Ainda segundo ela, toda vez que um governo cria incentivos com bônus financeiro ou folgas para aumentar a produtividade policial, é necessário criar ferramentas para tentar frear um fenômeno conhecido “gaming” (jogar, da tradução do inglês).
“O operador aprende a jogar e aprende a burlar. Isso em qualquer área. Você paga bônus. Então, quando coloca indicador de produtividade atrelado a alguma recompensa, você precisa ter mecanismos ‘anti-gaming’ para evitar que isso aconteça. Qual é o mecanismo ‘anti-gaming’, anti-burlação que a polícia militar e o governo vão propor?”, questiona a socióloga.
Uma das estratégias de convencimento dos policiais para levar o usuário ao Hub é dizer que terão prioridade nos encaminhamentos para as internações. Pacientes que buscam tratamento voluntariamente costumam ser orientados a voltar dias depois para conseguir uma vaga devido à alta demanda por leitos psiquiátricos em hospitais e comunidades terapêuticas.
Na prática, porém, os dependentes levados pelos militares entram na fila de triagem e aguardam como os demais, segundo funcionários do Hub.
Há também relatos de enfermeiros que afirmaram terem presenciado chegadas de dependentes químicos em surto que saem do carro policial direto para o setor de emergência do Hub. Nesses casos, a ficha do paciente conta a observação “ação policial” e, após a avaliação dos médicos, é indicada a internação involuntária, prioritariamente.
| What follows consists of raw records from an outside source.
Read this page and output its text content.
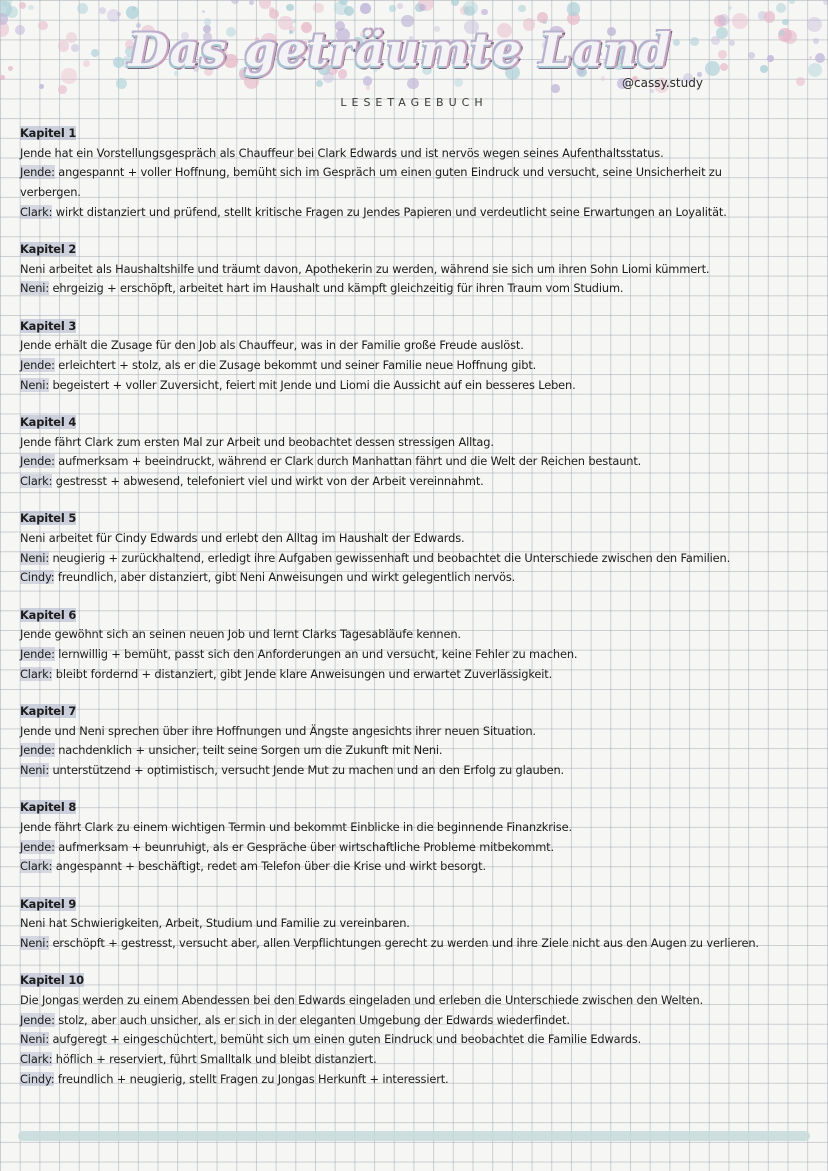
Das geträumte Land
@cassy.study
LESETAGEBUCH
Kapitel 1
Jende hat ein Vorstellungsgespräch als Chauffeur bei Clark Edwards und ist nervös wegen seines Aufenthaltsstatus.
Jende: angespannt + voller Hoffnung, bemüht sich im Gespräch um einen guten Eindruck und versucht, seine Unsicherheit zu verbergen.
Clark: wirkt distanziert und prüfend, stellt kritische Fragen zu Jendes Papieren und verdeutlicht seine Erwartungen an Loyalität.
Kapitel 2
Neni arbeitet als Haushaltshilfe und träumt davon, Apothekerin zu werden, während sie sich um ihren Sohn Liomi kümmert.
Neni: ehrgeizig + erschöpft, arbeitet hart im Haushalt und kämpft gleichzeitig für ihren Traum vom Studium.
Kapitel 3
Jende erhält die Zusage für den Job als Chauffeur, was in der Familie große Freude auslöst.
Jende: erleichtert + stolz, als er die Zusage bekommt und seiner Familie neue Hoffnung gibt.
Neni: begeistert + voller Zuversicht, feiert mit Jende und Liomi die Aussicht auf ein besseres Leben.
Kapitel 4
Jende fährt Clark zum ersten Mal zur Arbeit und beobachtet dessen stressigen Alltag.
Jende: aufmerksam + beeindruckt, während er Clark durch Manhattan fährt und die Welt der Reichen bestaunt.
Clark: gestresst + abwesend, telefoniert viel und wirkt von der Arbeit vereinnahmt.
Kapitel 5
Neni arbeitet für Cindy Edwards und erlebt den Alltag im Haushalt der Edwards.
Neni: neugierig + zurückhaltend, erledigt ihre Aufgaben gewissenhaft und beobachtet die Unterschiede zwischen den Familien.
Cindy: freundlich, aber distanziert, gibt Neni Anweisungen und wirkt gelegentlich nervös.
Kapitel 6
Jende gewöhnt sich an seinen neuen Job und lernt Clarks Tagesabläufe kennen.
Jende: lernwillig + bemüht, passt sich den Anforderungen an und versucht, keine Fehler zu machen.
Clark: bleibt fordernd + distanziert, gibt Jende klare Anweisungen und erwartet Zuverlässigkeit.
Kapitel 7
Jende und Neni sprechen über ihre Hoffnungen und Ängste angesichts ihrer neuen Situation.
Jende: nachdenklich + unsicher, teilt seine Sorgen um die Zukunft mit Neni.
Neni: unterstützend + optimistisch, versucht Jende Mut zu machen und an den Erfolg zu glauben.
Kapitel 8
Jende fährt Clark zu einem wichtigen Termin und bekommt Einblicke in die beginnende Finanzkrise.
Jende: aufmerksam + beunruhigt, als er Gespräche über wirtschaftliche Probleme mitbekommt.
Clark: angespannt + beschäftigt, redet am Telefon über die Krise und wirkt besorgt.
Kapitel 9
Neni hat Schwierigkeiten, Arbeit, Studium und Familie zu vereinbaren.
Neni: erschöpft + gestresst, versucht aber, allen Verpflichtungen gerecht zu werden und ihre Ziele nicht aus den Augen zu verlieren.
Kapitel 10
Die Jongas werden zu einem Abendessen bei den Edwards eingeladen und erleben die Unterschiede zwischen den Welten.
Jende: stolz, aber auch unsicher, als er sich in der eleganten Umgebung der Edwards wiederfindet.
Neni: aufgeregt + eingeschüchtert, bemüht sich um einen guten Eindruck und beobachtet die Familie Edwards.
Clark: höflich + reserviert, führt Smalltalk und bleibt distanziert.
Cindy: freundlich + neugierig, stellt Fragen zu Jongas Herkunft + interessiert.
Agentes de saúde do Hub afirmam que, nessas situações, não é feita qualquer tipo de avaliação para comprovar que a crise psiquiátrica é derivada de uso abusivo de drogas ou de outra patologia. Mesmo assim, o paciente é registrado como usuário.
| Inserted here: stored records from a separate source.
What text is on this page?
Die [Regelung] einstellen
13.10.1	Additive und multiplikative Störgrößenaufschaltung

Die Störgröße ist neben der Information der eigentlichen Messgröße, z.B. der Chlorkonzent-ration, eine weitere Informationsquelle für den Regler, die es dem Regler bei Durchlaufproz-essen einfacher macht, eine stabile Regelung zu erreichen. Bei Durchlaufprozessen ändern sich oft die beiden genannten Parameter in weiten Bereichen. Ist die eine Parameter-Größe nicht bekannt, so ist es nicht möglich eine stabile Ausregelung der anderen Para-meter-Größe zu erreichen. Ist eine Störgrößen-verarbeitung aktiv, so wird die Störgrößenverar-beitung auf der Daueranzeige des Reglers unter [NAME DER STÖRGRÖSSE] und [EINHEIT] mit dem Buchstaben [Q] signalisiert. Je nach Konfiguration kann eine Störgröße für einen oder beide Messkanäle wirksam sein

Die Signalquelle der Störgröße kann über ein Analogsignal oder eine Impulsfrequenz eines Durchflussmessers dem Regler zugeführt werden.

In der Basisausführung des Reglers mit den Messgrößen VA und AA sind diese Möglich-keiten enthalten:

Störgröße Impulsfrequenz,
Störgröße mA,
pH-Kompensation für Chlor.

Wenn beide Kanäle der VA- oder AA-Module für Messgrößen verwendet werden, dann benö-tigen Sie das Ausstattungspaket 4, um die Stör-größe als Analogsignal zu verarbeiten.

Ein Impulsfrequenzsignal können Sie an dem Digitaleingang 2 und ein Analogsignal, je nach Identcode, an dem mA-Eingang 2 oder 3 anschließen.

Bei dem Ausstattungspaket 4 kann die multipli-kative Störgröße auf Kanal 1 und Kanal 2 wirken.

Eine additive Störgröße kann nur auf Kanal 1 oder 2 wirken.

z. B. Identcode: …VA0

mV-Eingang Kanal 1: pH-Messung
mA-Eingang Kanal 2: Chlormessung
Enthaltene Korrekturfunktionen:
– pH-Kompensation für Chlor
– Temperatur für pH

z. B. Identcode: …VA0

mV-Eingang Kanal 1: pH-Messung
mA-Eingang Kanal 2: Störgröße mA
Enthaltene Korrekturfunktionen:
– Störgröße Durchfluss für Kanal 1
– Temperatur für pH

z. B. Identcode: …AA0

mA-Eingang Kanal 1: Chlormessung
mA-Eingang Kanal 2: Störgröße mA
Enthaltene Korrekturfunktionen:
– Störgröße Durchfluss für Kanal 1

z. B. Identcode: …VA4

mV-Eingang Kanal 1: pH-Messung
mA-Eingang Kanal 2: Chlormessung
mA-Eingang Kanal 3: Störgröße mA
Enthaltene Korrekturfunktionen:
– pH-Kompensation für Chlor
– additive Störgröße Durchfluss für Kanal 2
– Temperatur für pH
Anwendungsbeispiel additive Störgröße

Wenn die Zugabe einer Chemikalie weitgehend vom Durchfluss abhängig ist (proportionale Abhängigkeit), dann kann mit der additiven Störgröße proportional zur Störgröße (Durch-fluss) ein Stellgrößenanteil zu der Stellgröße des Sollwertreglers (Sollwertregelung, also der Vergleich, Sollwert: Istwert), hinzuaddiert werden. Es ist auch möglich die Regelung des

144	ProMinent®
Os policiais também coletam o nome e o registro profissional dos enfermeiros que recebem o paciente.
Procurada, a Secretaria Estadual de Saúde, responsável pelo contrato de gestão do Hub, informou que todos os pacientes passam por triagem e avaliação médica para formulação do plano terapêutico e os casos de maior risco têm prioridade no atendimento.
A Folha de S.Paulo solicitou à PM acesso aos soldados Juan e Luciano, mas o pedido não foi atendido.